Changes in optical properties and molecular composition of dissolved organic matter and formation of disinfection by-products during conventional water treatment processes†
Abstract
Dissolved organic matter (DOM) is present ubiquitously in natural water environments. It is inevitable that DOM enters water treatment plants (WTPs) via raw water. When in a WTP, DOM introduces some optional issues and reacts with disinfectants forming harmful disinfection by-products (DBPs). Due to the complexity of DOM, specific portions of DOM are removed and/or transformed differently in treatment processes. In this study, DOM in raw waters and processed waters of two main WTPs, in Bangkok, Thailand, was investigated, namely, Bangkhen Water Treatment Plant (BK-WTP) and Maha Sawat Water Treatment Plant (MH-WTP). Treatment processes of both WTPs consisted of coagulation/flocculation followed by sedimentation, sand filtration, and disinfection. Changes in organic concentration, fluorometric properties, and molecular composition of DOM were illustrated. Our results showed that the treatment processes of both WTPs removed different portions of DOM, although the WTPs possessed identical treatment processes. Dissolved organic carbon (DOC) concentrations of BK-WTP decreased drastically from 6.3 mg C per L in raw water to 3.5 mg C per L after sedimentation and remained relatively stable throughout the treatment chain. In MH-WTP, DOC concentrations gradually decreased from 1.9 mg C per L in raw water to 1.2 mg C per L after disinfection. Raw water of BK-WTP showed exclusively terrestrial DOM features, while that of MH-WTP showed terrestrial DOM features with an addition of microbial DOM features. Sedimentation and filtration of BK-WTP removed those terrestrial DOM features characterized by humic acid- and fulvic acid-like FDOM and unsaturated molecular DOM features.

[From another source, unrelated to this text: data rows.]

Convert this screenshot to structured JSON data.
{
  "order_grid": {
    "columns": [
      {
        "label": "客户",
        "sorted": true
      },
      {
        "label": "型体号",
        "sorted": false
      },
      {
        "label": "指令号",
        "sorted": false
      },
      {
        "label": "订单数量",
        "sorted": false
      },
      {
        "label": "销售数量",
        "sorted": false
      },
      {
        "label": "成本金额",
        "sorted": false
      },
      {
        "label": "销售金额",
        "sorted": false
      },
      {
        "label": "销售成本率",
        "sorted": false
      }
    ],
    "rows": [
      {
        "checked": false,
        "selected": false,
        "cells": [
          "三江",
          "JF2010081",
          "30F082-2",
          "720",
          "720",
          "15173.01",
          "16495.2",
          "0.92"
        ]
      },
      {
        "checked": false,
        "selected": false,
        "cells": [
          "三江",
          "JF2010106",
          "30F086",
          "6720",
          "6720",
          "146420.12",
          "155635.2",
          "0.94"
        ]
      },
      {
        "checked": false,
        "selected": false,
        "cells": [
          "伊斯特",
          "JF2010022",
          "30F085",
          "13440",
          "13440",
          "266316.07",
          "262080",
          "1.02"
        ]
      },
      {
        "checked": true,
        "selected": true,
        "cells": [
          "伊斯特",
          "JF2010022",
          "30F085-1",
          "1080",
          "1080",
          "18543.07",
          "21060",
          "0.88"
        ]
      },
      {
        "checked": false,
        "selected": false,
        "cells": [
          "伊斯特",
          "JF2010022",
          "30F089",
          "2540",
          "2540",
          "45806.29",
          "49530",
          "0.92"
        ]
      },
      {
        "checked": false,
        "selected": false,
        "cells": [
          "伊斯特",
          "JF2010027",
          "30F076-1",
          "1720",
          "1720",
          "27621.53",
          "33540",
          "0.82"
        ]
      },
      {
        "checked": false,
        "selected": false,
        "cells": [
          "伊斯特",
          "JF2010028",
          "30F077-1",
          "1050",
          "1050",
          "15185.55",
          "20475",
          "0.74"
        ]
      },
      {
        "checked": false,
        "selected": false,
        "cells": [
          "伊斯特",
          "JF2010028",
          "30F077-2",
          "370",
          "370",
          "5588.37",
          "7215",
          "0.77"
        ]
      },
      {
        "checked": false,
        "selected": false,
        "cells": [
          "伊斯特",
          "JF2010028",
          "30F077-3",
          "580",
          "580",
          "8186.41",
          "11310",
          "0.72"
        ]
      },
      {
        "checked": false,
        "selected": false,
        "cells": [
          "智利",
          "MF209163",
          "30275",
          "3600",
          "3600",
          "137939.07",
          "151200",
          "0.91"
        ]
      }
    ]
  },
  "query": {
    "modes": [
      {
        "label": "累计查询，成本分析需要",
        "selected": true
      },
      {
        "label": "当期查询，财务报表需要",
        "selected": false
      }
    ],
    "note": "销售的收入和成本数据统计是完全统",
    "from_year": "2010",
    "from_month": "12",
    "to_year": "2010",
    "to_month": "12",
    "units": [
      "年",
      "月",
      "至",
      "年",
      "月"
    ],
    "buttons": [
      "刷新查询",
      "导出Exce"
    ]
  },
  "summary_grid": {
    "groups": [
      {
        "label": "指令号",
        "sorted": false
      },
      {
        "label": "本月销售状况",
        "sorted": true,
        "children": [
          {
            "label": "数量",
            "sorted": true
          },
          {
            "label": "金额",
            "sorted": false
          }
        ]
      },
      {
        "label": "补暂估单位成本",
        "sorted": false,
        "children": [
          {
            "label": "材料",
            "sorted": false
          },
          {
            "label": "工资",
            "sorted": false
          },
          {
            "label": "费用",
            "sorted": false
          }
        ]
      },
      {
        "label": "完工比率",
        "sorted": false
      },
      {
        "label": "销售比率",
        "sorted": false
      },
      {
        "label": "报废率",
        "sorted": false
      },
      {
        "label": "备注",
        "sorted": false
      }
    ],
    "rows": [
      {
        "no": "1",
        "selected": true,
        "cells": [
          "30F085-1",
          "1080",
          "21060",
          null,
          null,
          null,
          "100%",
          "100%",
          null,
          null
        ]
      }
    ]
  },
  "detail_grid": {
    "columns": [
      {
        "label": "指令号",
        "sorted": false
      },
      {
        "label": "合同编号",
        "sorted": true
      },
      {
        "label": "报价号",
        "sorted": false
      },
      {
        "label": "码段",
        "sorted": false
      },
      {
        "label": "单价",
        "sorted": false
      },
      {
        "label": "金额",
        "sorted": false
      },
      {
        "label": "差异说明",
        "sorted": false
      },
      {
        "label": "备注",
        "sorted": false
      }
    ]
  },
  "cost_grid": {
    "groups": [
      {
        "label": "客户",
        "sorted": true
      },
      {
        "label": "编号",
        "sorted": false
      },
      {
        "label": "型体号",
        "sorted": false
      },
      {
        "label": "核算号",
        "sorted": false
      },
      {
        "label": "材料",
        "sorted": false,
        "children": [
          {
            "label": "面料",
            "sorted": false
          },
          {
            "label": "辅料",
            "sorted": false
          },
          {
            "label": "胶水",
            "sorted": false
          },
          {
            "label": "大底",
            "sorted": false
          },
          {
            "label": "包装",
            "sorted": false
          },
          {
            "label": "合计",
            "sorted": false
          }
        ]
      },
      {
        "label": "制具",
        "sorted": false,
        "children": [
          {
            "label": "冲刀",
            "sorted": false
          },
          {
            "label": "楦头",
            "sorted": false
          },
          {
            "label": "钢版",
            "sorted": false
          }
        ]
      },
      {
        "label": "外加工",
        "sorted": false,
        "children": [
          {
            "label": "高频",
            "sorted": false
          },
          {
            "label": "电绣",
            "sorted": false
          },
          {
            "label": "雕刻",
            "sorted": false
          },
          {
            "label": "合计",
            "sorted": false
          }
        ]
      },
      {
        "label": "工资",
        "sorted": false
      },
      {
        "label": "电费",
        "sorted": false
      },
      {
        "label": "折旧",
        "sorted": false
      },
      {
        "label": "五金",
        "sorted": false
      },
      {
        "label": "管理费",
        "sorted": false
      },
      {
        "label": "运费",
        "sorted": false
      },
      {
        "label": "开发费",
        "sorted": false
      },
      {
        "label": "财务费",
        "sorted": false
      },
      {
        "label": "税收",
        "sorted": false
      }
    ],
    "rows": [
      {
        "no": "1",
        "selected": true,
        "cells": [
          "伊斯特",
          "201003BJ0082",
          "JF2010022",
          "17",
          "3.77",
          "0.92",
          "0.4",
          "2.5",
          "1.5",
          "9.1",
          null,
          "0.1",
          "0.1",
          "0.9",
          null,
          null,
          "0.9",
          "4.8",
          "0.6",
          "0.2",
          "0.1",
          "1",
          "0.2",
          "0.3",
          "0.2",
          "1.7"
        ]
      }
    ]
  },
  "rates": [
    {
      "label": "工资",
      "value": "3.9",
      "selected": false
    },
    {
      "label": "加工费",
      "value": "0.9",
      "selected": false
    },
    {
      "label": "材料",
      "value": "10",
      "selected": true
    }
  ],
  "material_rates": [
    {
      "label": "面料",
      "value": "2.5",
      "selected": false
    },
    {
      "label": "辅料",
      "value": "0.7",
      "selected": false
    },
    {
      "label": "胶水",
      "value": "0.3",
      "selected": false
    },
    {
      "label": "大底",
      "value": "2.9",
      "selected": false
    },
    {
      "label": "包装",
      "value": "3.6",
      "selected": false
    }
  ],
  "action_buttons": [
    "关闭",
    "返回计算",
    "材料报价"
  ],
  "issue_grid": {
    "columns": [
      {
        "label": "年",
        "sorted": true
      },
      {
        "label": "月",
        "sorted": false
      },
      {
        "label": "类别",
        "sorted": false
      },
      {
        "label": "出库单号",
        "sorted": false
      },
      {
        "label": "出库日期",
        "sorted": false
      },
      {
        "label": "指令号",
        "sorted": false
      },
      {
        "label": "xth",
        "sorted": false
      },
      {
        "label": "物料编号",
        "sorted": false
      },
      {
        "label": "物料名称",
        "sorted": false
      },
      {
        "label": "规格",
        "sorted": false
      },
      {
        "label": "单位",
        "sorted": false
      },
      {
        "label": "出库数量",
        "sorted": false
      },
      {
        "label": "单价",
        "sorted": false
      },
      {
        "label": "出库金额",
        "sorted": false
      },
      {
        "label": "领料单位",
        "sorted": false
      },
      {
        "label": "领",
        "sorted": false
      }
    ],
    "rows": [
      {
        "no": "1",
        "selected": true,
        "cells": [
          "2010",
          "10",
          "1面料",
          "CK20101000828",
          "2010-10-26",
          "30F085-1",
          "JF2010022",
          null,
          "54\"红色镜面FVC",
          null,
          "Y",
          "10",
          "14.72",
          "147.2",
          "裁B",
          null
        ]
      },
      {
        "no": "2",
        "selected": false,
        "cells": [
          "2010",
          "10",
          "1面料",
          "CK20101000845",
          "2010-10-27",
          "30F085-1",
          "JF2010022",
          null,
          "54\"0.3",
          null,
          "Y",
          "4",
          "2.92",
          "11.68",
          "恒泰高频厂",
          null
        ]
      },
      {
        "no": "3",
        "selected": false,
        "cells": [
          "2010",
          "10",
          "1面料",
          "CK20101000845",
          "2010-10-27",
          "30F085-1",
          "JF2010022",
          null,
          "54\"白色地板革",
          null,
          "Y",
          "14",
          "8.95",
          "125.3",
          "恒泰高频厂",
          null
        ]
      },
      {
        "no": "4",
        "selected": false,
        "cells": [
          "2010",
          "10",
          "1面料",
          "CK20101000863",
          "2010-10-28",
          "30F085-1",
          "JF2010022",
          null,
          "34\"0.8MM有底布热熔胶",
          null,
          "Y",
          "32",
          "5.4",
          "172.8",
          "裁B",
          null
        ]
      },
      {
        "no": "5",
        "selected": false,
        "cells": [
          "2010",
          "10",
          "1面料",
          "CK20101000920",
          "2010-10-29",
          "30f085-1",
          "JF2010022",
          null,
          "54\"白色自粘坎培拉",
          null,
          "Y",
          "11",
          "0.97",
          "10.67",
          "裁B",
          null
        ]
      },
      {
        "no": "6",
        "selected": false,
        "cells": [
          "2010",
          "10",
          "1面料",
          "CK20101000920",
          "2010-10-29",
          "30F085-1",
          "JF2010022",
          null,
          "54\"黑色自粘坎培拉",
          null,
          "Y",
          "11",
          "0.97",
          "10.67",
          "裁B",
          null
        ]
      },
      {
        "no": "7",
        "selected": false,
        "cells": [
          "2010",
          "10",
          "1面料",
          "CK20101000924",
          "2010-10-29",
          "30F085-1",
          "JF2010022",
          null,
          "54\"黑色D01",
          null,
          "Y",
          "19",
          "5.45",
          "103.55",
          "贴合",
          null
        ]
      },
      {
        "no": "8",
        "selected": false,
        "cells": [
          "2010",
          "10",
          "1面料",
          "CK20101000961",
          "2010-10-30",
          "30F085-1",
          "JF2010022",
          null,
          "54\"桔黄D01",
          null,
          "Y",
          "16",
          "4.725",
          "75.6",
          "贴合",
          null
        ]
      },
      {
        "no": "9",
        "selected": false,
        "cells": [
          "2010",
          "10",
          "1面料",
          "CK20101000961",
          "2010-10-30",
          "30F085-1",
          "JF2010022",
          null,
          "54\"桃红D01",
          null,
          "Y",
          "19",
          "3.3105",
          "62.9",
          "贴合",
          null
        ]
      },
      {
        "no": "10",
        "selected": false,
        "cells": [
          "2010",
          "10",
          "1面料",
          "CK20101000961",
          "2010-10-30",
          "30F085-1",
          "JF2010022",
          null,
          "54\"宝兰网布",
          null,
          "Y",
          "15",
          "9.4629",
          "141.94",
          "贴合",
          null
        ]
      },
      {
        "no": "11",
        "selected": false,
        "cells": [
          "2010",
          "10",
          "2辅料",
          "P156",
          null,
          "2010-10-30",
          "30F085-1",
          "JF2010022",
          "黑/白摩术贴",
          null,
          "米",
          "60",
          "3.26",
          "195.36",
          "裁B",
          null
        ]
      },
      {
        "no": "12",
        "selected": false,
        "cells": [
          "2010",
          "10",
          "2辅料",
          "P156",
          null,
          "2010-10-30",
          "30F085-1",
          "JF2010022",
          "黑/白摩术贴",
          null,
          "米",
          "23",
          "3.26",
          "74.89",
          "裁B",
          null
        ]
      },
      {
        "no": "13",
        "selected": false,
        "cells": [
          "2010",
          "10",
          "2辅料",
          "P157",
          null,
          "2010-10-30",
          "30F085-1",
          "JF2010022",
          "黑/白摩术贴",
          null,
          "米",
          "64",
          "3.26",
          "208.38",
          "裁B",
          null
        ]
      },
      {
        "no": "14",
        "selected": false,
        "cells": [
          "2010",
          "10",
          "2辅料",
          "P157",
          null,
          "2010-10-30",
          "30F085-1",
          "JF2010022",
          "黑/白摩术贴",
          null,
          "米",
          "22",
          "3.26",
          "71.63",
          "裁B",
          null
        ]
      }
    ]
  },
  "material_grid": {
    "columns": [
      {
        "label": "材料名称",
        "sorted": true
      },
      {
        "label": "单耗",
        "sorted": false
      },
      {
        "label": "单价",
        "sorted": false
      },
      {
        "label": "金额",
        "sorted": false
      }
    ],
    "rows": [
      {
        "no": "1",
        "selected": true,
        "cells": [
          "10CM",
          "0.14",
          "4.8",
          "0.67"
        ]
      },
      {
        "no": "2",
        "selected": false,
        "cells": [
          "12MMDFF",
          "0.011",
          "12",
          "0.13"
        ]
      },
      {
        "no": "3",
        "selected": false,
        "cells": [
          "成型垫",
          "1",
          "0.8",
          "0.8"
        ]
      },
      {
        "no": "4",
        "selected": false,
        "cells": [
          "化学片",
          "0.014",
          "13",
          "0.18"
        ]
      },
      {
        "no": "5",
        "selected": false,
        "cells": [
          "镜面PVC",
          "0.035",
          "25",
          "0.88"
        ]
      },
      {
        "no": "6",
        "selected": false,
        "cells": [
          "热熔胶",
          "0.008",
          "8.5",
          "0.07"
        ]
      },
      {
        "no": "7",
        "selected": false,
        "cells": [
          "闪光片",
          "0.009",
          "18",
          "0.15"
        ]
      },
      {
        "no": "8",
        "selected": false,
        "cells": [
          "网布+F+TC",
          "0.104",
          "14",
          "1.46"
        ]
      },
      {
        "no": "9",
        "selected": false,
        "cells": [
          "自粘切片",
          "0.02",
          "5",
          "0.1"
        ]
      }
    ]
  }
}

The processes of MH-WTP indicated otherwise, wherein microbial FDOM features were selectively removed by sedimentation and filtration. As a result, FDOM and DOM components left to the disinfection process were different between the WTPs resulting in different DBP formations. Comparing before and after disinfection samples, we could extract a list of unknown DBPs and the fate of their putative precursors in the prior samples showing their treatability by the treatment processes.